Nun wird er in Dallas versuchen, seinen zweiten Meistertitel zu holen, wobei er auch dort nicht die erste Geige spielen wird. Das tut der Slowene Luka Doncic. Die Mavericks setzten sich mit ihrem Angebot gegen mehrere andere Teams durch. Die Phoenix Suns boten unter anderem Chris Paul und auch beide Teams aus Los Angeles waren an Irving interessiert. Das Wettbieten zeigt einmal mehr, dass die Teams Skandale schnell einmal vergessen, wenn die Leistungen stimmen. Irving spielt eine starke Saison, erzielt pro Spiel über 27 Punkte und fünf Assists – und schon ist er wieder begehrt.
Auch James hätte gerne wieder mit Irving gespielt. Dass die LA Lakers den Wunschspieler ihres grossen Stars nicht bekamen, lag auch daran, dass Nets-Besitzer Joe Tsai dem Konkurrenten und auch Irving eins auswischen wollte. Wie NBA-Experte Marc Stein berichtet, war es eines der Ziele von Tsai, Irving «nicht an sein bevorzugtes Ziel» zu schicken. James zeigte sich enttäuscht, auf Twitter schrieb er kurz nach dem Trade: «Vielleicht liegt es an mir.»
Während ein Team mit James, Irving und Anthony Davis sicher zu den ganz grossen Favoriten für die Larry O'Brien-Trophäe gegolten hätte, ist die Antwort bei Dallas nicht ganz so klar. Am eigenen Korb ist das defensiv schwache Team durch Irving sicher nicht stärker geworden. Wie gut der Neuzugang mit Doncic harmonieren wird, muss sich auch erst noch zeigen. Klar ist, dass Dallas bis zur Trade-Deadline am Donnerstag noch nach weiteren Verstärkungen suchen wird. Die Buchmacher sehen das Team von Trainer Jason Kidd nach dem Trade zwar stärker, doch zu den ganz grossen Titelanwärtern zählen die Mavericks dadurch nicht.

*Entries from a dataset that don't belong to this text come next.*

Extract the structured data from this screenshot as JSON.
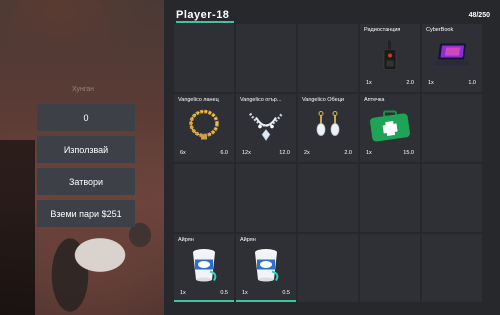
{
  "background": {
    "caption": "Хунган"
  },
  "menu": {
    "items": [
      {
        "label": "0"
      },
      {
        "label": "Използвай"
      },
      {
        "label": "Затвори"
      },
      {
        "label": "Вземи пари $251"
      }
    ]
  },
  "inventory": {
    "title": "Player-18",
    "weight": "48/250",
    "accent_color": "#3ec4a0",
    "slots": [
      {
        "index": 3,
        "label": "Радиостанция",
        "count": "1x",
        "weight": "2.0",
        "icon": "radio-icon"
      },
      {
        "index": 4,
        "label": "CyberBook",
        "count": "1x",
        "weight": "1.0",
        "icon": "laptop-icon"
      },
      {
        "index": 5,
        "label": "Vangelico ланец",
        "count": "6x",
        "weight": "6.0",
        "icon": "gold-chain-icon"
      },
      {
        "index": 6,
        "label": "Vangelico огър...",
        "count": "12x",
        "weight": "12.0",
        "icon": "diamond-necklace-icon"
      },
      {
        "index": 7,
        "label": "Vangelico Обеци",
        "count": "2x",
        "weight": "2.0",
        "icon": "earrings-icon"
      },
      {
        "index": 8,
        "label": "Аптечка",
        "count": "1x",
        "weight": "15.0",
        "icon": "medkit-icon"
      },
      {
        "index": 15,
        "label": "Айрян",
        "count": "1x",
        "weight": "0.5",
        "icon": "ayran-cup-icon",
        "durability": 1.0
      },
      {
        "index": 16,
        "label": "Айрян",
        "count": "1x",
        "weight": "0.5",
        "icon": "ayran-cup-icon",
        "durability": 1.0
      }
    ]
  }
}
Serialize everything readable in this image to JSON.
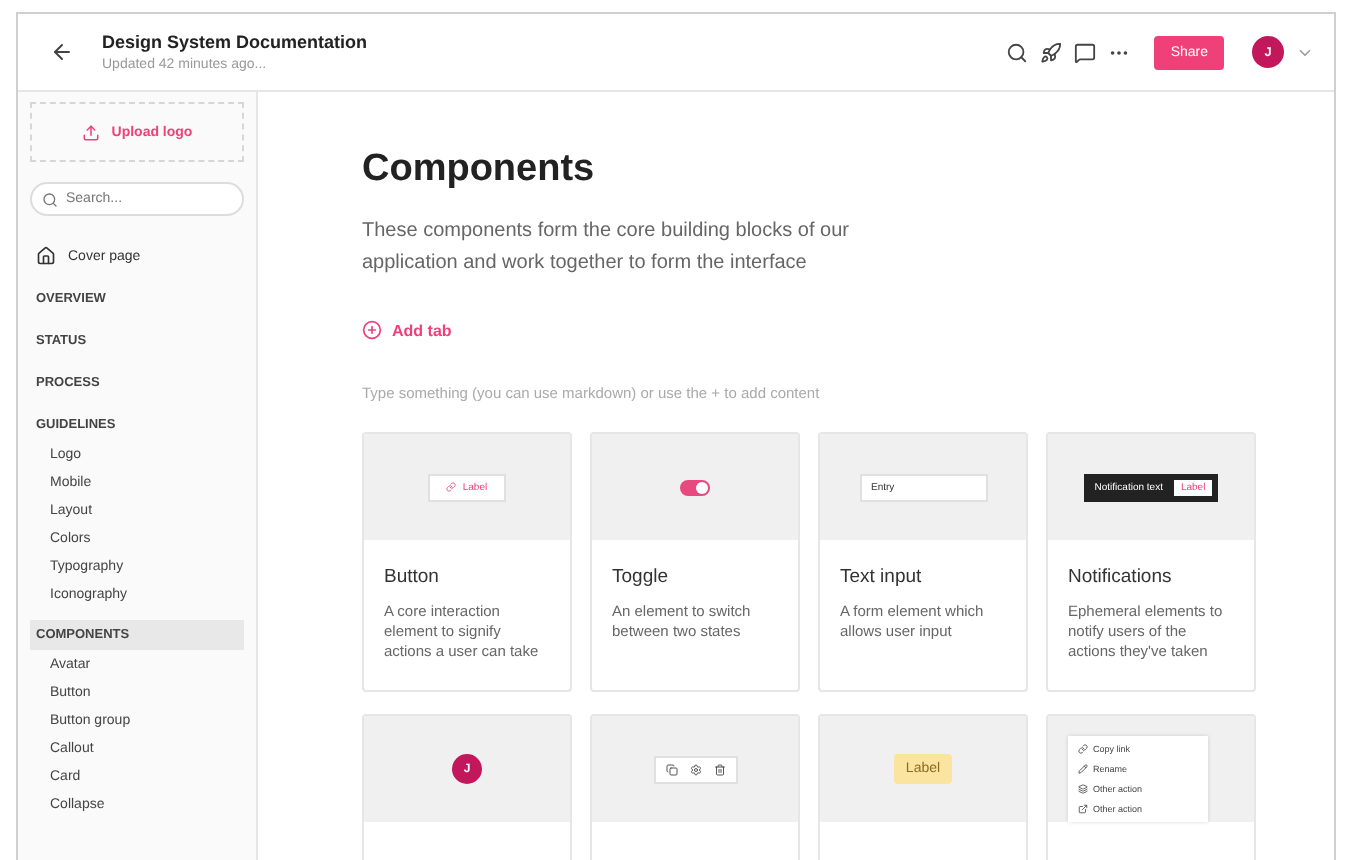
{
  "header": {
    "title": "Design System Documentation",
    "subtitle": "Updated 42 minutes ago...",
    "share": "Share",
    "avatar": "J"
  },
  "sidebar": {
    "upload": "Upload logo",
    "search": {
      "placeholder": "Search..."
    },
    "cover": {
      "label": "Cover page",
      "selected": false
    },
    "sections": [
      {
        "label": "OVERVIEW",
        "selected": false
      },
      {
        "label": "STATUS",
        "selected": false
      },
      {
        "label": "PROCESS",
        "selected": false
      },
      {
        "label": "GUIDELINES",
        "selected": false,
        "children": [
          {
            "label": "Logo",
            "selected": false
          },
          {
            "label": "Mobile",
            "selected": false
          },
          {
            "label": "Layout",
            "selected": false
          },
          {
            "label": "Colors",
            "selected": false
          },
          {
            "label": "Typography",
            "selected": false
          },
          {
            "label": "Iconography",
            "selected": false
          }
        ]
      },
      {
        "label": "COMPONENTS",
        "selected": true,
        "children": [
          {
            "label": "Avatar",
            "selected": false
          },
          {
            "label": "Button",
            "selected": false
          },
          {
            "label": "Button group",
            "selected": false
          },
          {
            "label": "Callout",
            "selected": false
          },
          {
            "label": "Card",
            "selected": false
          },
          {
            "label": "Collapse",
            "selected": false
          }
        ]
      }
    ]
  },
  "main": {
    "title": "Components",
    "description": "These components form the core building blocks of our application and work together to form the interface",
    "add_tab": "Add tab",
    "hint": "Type something (you can use markdown) or use the + to add content",
    "cards": [
      {
        "kind": "button",
        "preview": "Label",
        "title": "Button",
        "description": "A core interaction element to signify actions a user can take"
      },
      {
        "kind": "toggle",
        "on": true,
        "title": "Toggle",
        "description": "An element to switch between two states"
      },
      {
        "kind": "input",
        "preview": "Entry",
        "title": "Text input",
        "description": "A form element which allows user input"
      },
      {
        "kind": "notification",
        "preview": "Notification text",
        "action": "Label",
        "title": "Notifications",
        "description": "Ephemeral elements to notify users of the actions they've taken"
      },
      {
        "kind": "avatar",
        "preview": "J"
      },
      {
        "kind": "buttongroup"
      },
      {
        "kind": "tag",
        "preview": "Label"
      },
      {
        "kind": "menu",
        "items": [
          "Copy link",
          "Rename",
          "Other action",
          "Other action"
        ]
      }
    ]
  }
}
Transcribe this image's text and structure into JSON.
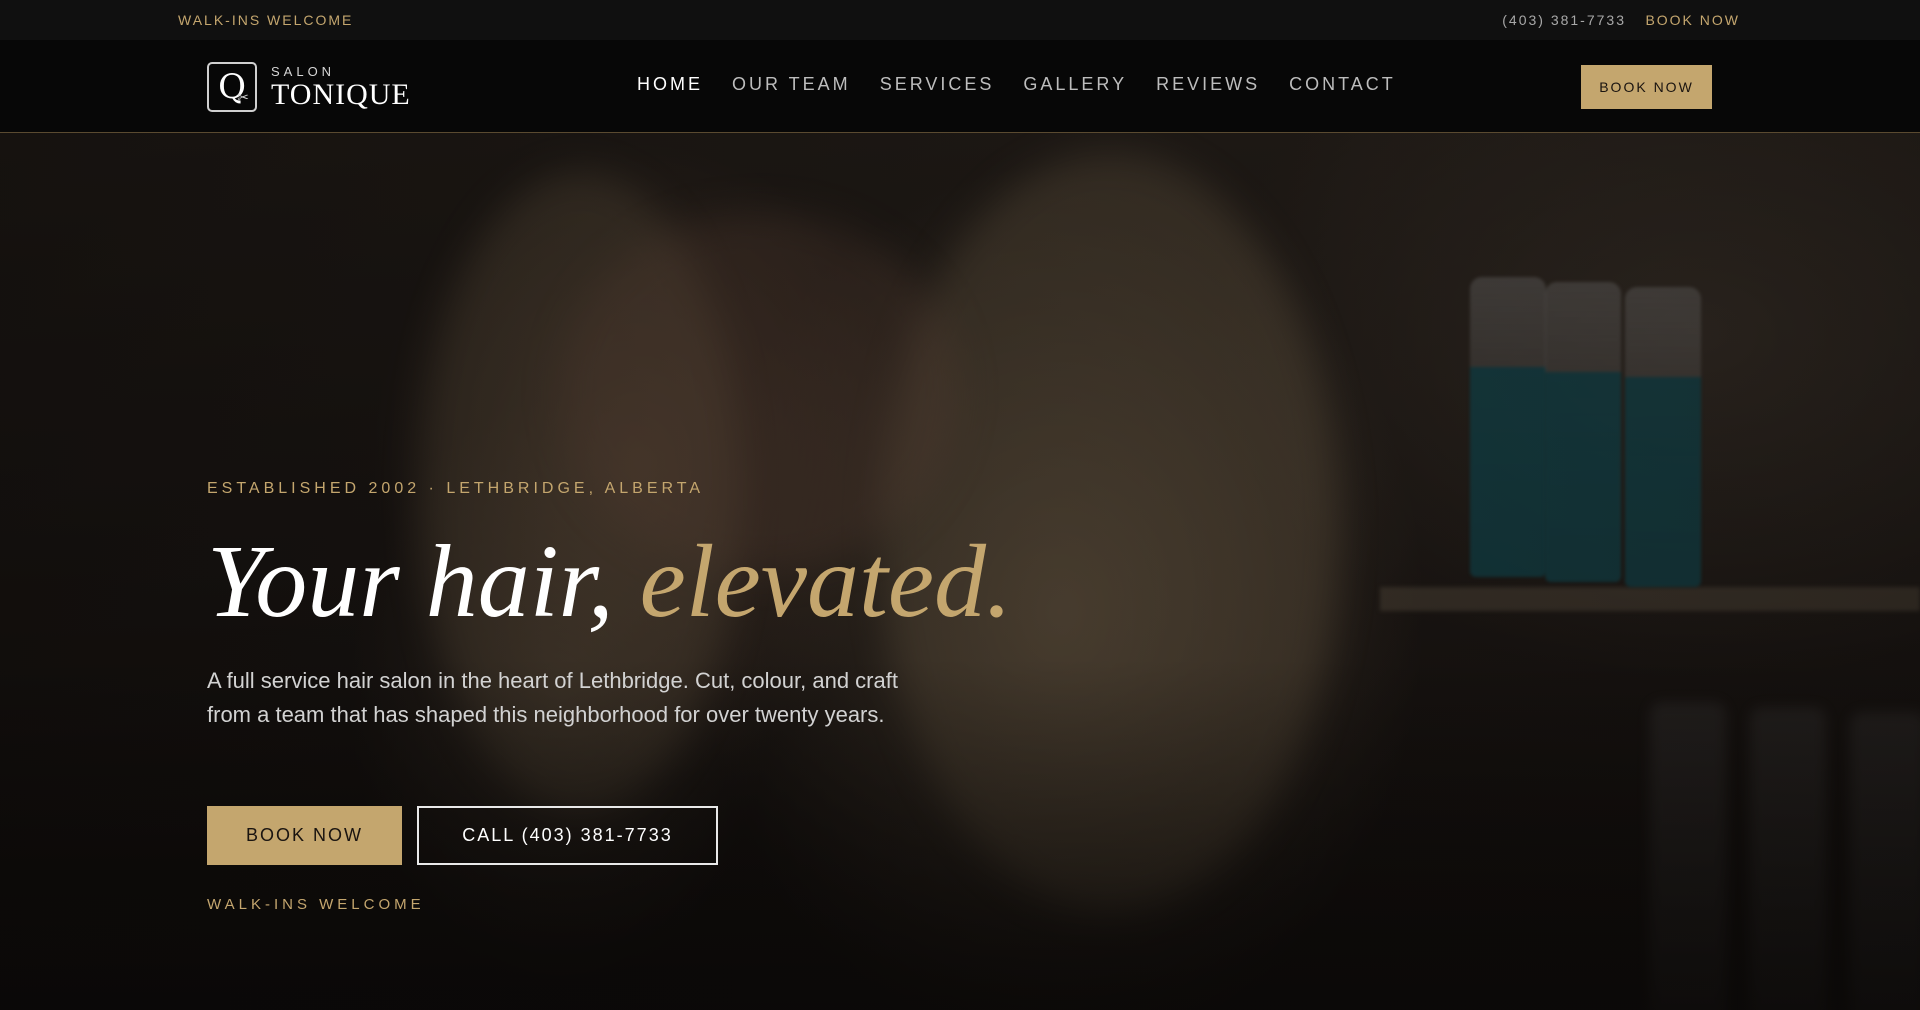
{
  "topbar": {
    "walkins": "WALK-INS WELCOME",
    "phone": "(403) 381-7733",
    "book": "BOOK NOW"
  },
  "brand": {
    "logo_mark": "Q",
    "small": "SALON",
    "name": "TONIQUE"
  },
  "nav": {
    "items": [
      {
        "label": "HOME",
        "active": true
      },
      {
        "label": "OUR TEAM",
        "active": false
      },
      {
        "label": "SERVICES",
        "active": false
      },
      {
        "label": "GALLERY",
        "active": false
      },
      {
        "label": "REVIEWS",
        "active": false
      },
      {
        "label": "CONTACT",
        "active": false
      }
    ],
    "book_label": "BOOK NOW"
  },
  "hero": {
    "eyebrow": "ESTABLISHED 2002 · LETHBRIDGE, ALBERTA",
    "headline_plain": "Your hair,",
    "headline_accent": "elevated.",
    "lede": "A full service hair salon in the heart of Lethbridge. Cut, colour, and craft from a team that has shaped this neighborhood for over twenty years.",
    "primary_cta": "BOOK NOW",
    "secondary_cta": "CALL (403) 381-7733",
    "walkins": "WALK-INS WELCOME"
  },
  "colors": {
    "accent": "#c4a66e",
    "nav_bg": "#070707",
    "topbar_bg": "#101010"
  },
  "icons": {
    "logo": "q-scissors-logo-icon"
  }
}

So fällt die Kritik an den «Mavs» für den Trade bei einigen Experten durchaus deutlich aus. «The Athletic» schreibt, dass das Team zwar grundsätzlich besser, das Risiko aber riesig sei. Zumal Irvings Vertrag im Sommer ausläuft und er dann einen Vierjahresvertrag zum Maximalbetrag von fast 200 Millionen Dollar fordern wird. Ein hoher Preis für einen talentierten Spieler, der aber viel zu oft auch neben dem Platz für Schlagzeilen sorgt.